The Museum continued collecting Native American remains until the late nineteenth century when the role was returned to the Smithsonian Institution, where it remains today. David Hurst Thomas has produced an amazing book in Skull Wars. It is at once a serious scholarly history of the relationship between archaeologists and Native Americans and at the same time a good read, accessible to an informed public. Thomas tells it like it is when it comes to this history. As he points out it is a history that archaeologist cannot be proud of.

He does an excellent job of demonstrating how the colonial context of archaeology shaped the actions of scholars to bad ends, often despite their good intentions. Those individuals who call for a more balanced account of this history only wish to deny or cover up the ugly truth. Thomas is if anything too kind to many of the key figures of early archaeology and in the recent Kennewick controversy.

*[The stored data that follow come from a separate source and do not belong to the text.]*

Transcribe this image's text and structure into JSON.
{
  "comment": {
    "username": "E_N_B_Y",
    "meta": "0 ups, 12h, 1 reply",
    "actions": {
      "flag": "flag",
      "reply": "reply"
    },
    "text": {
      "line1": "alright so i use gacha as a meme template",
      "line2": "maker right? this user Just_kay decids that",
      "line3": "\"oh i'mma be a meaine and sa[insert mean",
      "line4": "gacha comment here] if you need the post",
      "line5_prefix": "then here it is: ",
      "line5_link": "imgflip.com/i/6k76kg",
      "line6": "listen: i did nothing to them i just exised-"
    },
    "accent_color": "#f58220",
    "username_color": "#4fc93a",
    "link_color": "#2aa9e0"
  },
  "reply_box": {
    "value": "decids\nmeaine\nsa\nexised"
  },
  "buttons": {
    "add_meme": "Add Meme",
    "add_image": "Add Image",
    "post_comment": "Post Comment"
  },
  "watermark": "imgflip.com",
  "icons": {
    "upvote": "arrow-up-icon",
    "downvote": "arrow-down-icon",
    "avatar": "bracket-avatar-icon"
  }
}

As Thomas argues archaeologists need to learn from this history and not simply hide behind naive good intentions. Thomas demonstrates how informed archaeologists can work with Native American people to build common ground and interests.

He shows us how we can go beyond the controversy to link good intentions with good actions. I cannot verify or deny Thomas’ comments on the Asatru religion but the reviews that react so negatively to them are focusing in on only a couple of paragraphs in the book. These comments have little to do with the overall point of the book or its content. Virtually no professional archaeologists accept the idea that there is evidence for Norse or other European settlement or exploration in North American much before AD 900 or that these explorations extended beyond the east coast of Canada.

Even the theory advanced by a few archaeologists that paleolithic Solutrian peoples from the Iberian Peninsula may have crossed the arctic ice to become the North American Clovis culture has been recently dismissed in American Antiquity. As a professional archaeologist and a scholar who has written extensively on relationships between archaeologists and Native Americans I welcome this readable account. It is a book that should be read by anyone interested in North American archaeology and I hope that it will become required reading of all archaeology students.